Мы некоторое время ехали молча, а ломаная, гудящая музыка заполняла салон. Сквозь помехи иногда проникало одно-два слова, создавая некую версию, слишком фрагментированную, чтобы ее понять, историю, слишком исковерканную, чтобы ее уловить. В некотором роде тот факт, что в машине звучала подобная музыка, не был лишен смысла.

– А кто этот чувак – Рейна, о котором говорил священник? – спросил Брайан.

– Ла Рейна – не мужчина, а женщина, – сказал Хуанка. – Она у Дона Васкеса… скажем так, ты к нему не попадешь, если сначала не побываешь у нее.

– Значит, она типа… секретарши?

– Нет, Би. Секретарши печатают на компьютерах, отвечают на звонки и заняты всякой такой херней. А Ла Рейна стреляет всяким говнососам в лицо и скармливает людей крокодилам. Она с тобой долго париться не будет. Она иностранка, она баба с такими яйцами – крупнее в Мексике не найдешь. С ней лучше не связываться. И о внешности ее всякой херни лучше не говорить. Я не шучу, когда говорю, что она стреляет в лицо и скармливает людей крокодилам.

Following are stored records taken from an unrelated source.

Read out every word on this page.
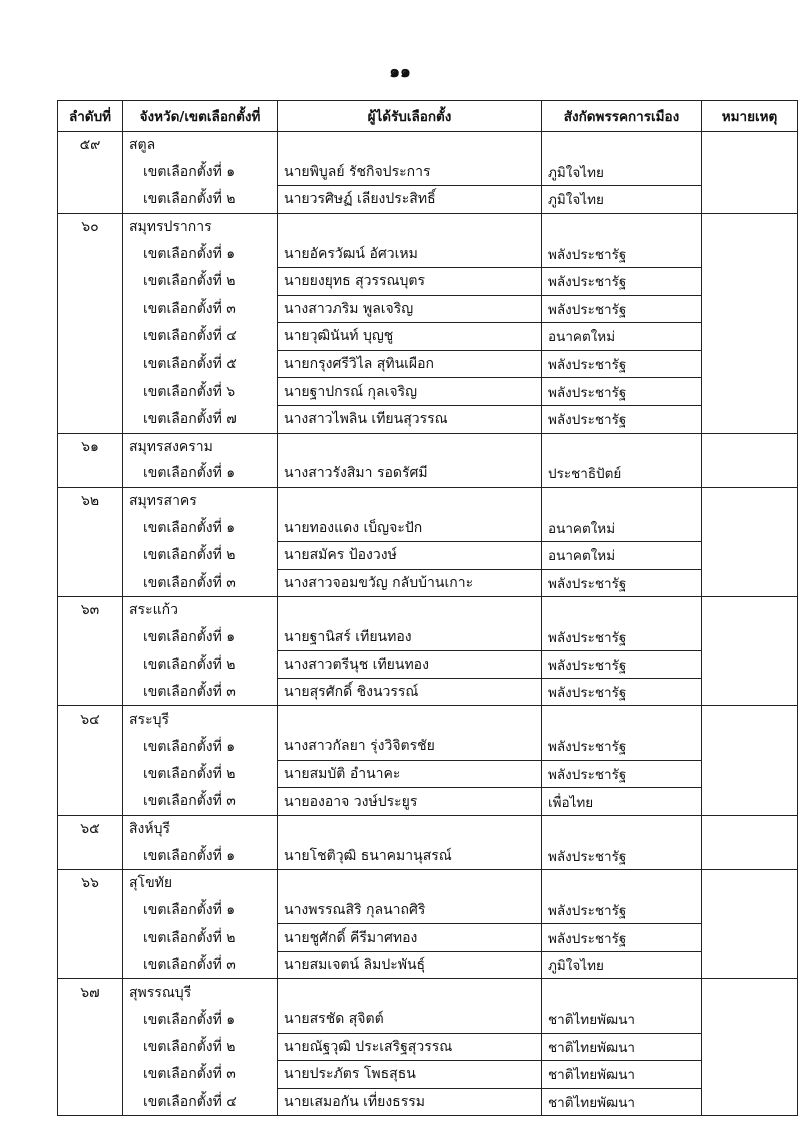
๑๑
ลำดับที่	จังหวัด/เขตเลือกตั้งที่	ผู้ได้รับเลือกตั้ง	สังกัดพรรคการเมือง	หมายเหตุ
๕๙	สตูล			
	เขตเลือกตั้งที่ ๑	นายพิบูลย์ รัชกิจประการ	ภูมิใจไทย	
	เขตเลือกตั้งที่ ๒	นายวรศิษฏ์ เลียงประสิทธิ์	ภูมิใจไทย	
๖๐	สมุทรปราการ			
	เขตเลือกตั้งที่ ๑	นายอัครวัฒน์ อัศวเหม	พลังประชารัฐ	
	เขตเลือกตั้งที่ ๒	นายยงยุทธ สุวรรณบุตร	พลังประชารัฐ	
	เขตเลือกตั้งที่ ๓	นางสาวภริม พูลเจริญ	พลังประชารัฐ	
	เขตเลือกตั้งที่ ๔	นายวุฒินันท์ บุญชู	อนาคตใหม่	
	เขตเลือกตั้งที่ ๕	นายกรุงศรีวิไล สุทินเผือก	พลังประชารัฐ	
	เขตเลือกตั้งที่ ๖	นายฐาปกรณ์ กุลเจริญ	พลังประชารัฐ	
	เขตเลือกตั้งที่ ๗	นางสาวไพลิน เทียนสุวรรณ	พลังประชารัฐ	
๖๑	สมุทรสงคราม			
	เขตเลือกตั้งที่ ๑	นางสาวรังสิมา รอดรัศมี	ประชาธิปัตย์	
๖๒	สมุทรสาคร			
	เขตเลือกตั้งที่ ๑	นายทองแดง เบ็ญจะปัก	อนาคตใหม่	
	เขตเลือกตั้งที่ ๒	นายสมัคร ป้องวงษ์	อนาคตใหม่	
	เขตเลือกตั้งที่ ๓	นางสาวจอมขวัญ กลับบ้านเกาะ	พลังประชารัฐ	
๖๓	สระแก้ว			
	เขตเลือกตั้งที่ ๑	นายฐานิสร์ เทียนทอง	พลังประชารัฐ	
	เขตเลือกตั้งที่ ๒	นางสาวตรีนุช เทียนทอง	พลังประชารัฐ	
	เขตเลือกตั้งที่ ๓	นายสุรศักดิ์ ชิงนวรรณ์	พลังประชารัฐ	
๖๔	สระบุรี			
	เขตเลือกตั้งที่ ๑	นางสาวกัลยา รุ่งวิจิตรชัย	พลังประชารัฐ	
	เขตเลือกตั้งที่ ๒	นายสมบัติ อำนาคะ	พลังประชารัฐ	
	เขตเลือกตั้งที่ ๓	นายองอาจ วงษ์ประยูร	เพื่อไทย	
๖๕	สิงห์บุรี			
	เขตเลือกตั้งที่ ๑	นายโชติวุฒิ ธนาคมานุสรณ์	พลังประชารัฐ	
๖๖	สุโขทัย			
	เขตเลือกตั้งที่ ๑	นางพรรณสิริ กุลนาถศิริ	พลังประชารัฐ	
	เขตเลือกตั้งที่ ๒	นายชูศักดิ์ คีรีมาศทอง	พลังประชารัฐ	
	เขตเลือกตั้งที่ ๓	นายสมเจตน์ ลิมปะพันธุ์	ภูมิใจไทย	
๖๗	สุพรรณบุรี			
	เขตเลือกตั้งที่ ๑	นายสรชัด สุจิตต์	ชาติไทยพัฒนา	
	เขตเลือกตั้งที่ ๒	นายณัฐวุฒิ ประเสริฐสุวรรณ	ชาติไทยพัฒนา	
	เขตเลือกตั้งที่ ๓	นายประภัตร โพธสุธน	ชาติไทยพัฒนา	
	เขตเลือกตั้งที่ ๔	นายเสมอกัน เที่ยงธรรม	ชาติไทยพัฒนา	
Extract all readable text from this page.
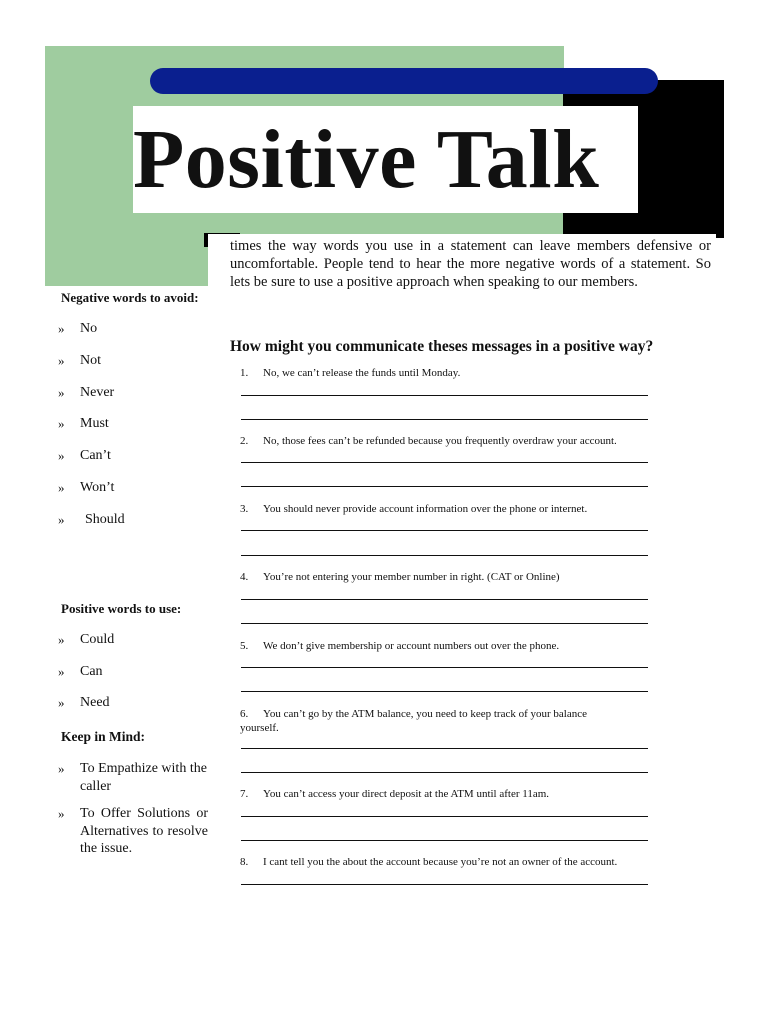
Positive Talk
times the way words you use in a statement can leave members defensive or uncomfortable. People tend to hear the more negative words of a statement. So lets be sure to use a positive approach when speaking to our members.
Negative words to avoid:
» No
» Not
» Never
» Must
» Can’t
» Won’t
» Should
Positive words to use:
» Could
» Can
» Need
Keep in Mind:
» To Empathize with the caller
» To Offer Solutions or Alternatives to resolve the issue.
How might you communicate theses messages in a positive way?
1. No, we can’t release the funds until Monday.
2. No, those fees can’t be refunded because you frequently overdraw your account.
3. You should never provide account information over the phone or internet.
4. You’re not entering your member number in right. (CAT or Online)
5. We don’t give membership or account numbers out over the phone.
6. You can’t go by the ATM balance, you need to keep track of your balance
yourself.
7. You can’t access your direct deposit at the ATM until after 11am.
8. I cant tell you the about the account because you’re not an owner of the account.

Хуанка свернул налево, на улицу поменьше и сбросил скорость. На одной стороне тут стояли жилые дома, на другой – всякие мелкие заведения. Машины были припаркованы на обеих сторонах улицы, крупные внедорожники и пикапы стояли двумя колесами на тротуарах. Мы остановились перед длинным одноэтажным зданием с белыми стенами, на которых небрежение оставило земляные и водные пятна. По верху проходила надпись голубыми буквами – EL IMPERIO. Низкие басовые звуки изнутри создавали впечатление, будто у дома есть пульсирующее сердце. Я решил, что никто не жалуется, потому что не хочет связываться с Доном Васкесом. Лучше уж жить с болью в голове, чем не жить без головы.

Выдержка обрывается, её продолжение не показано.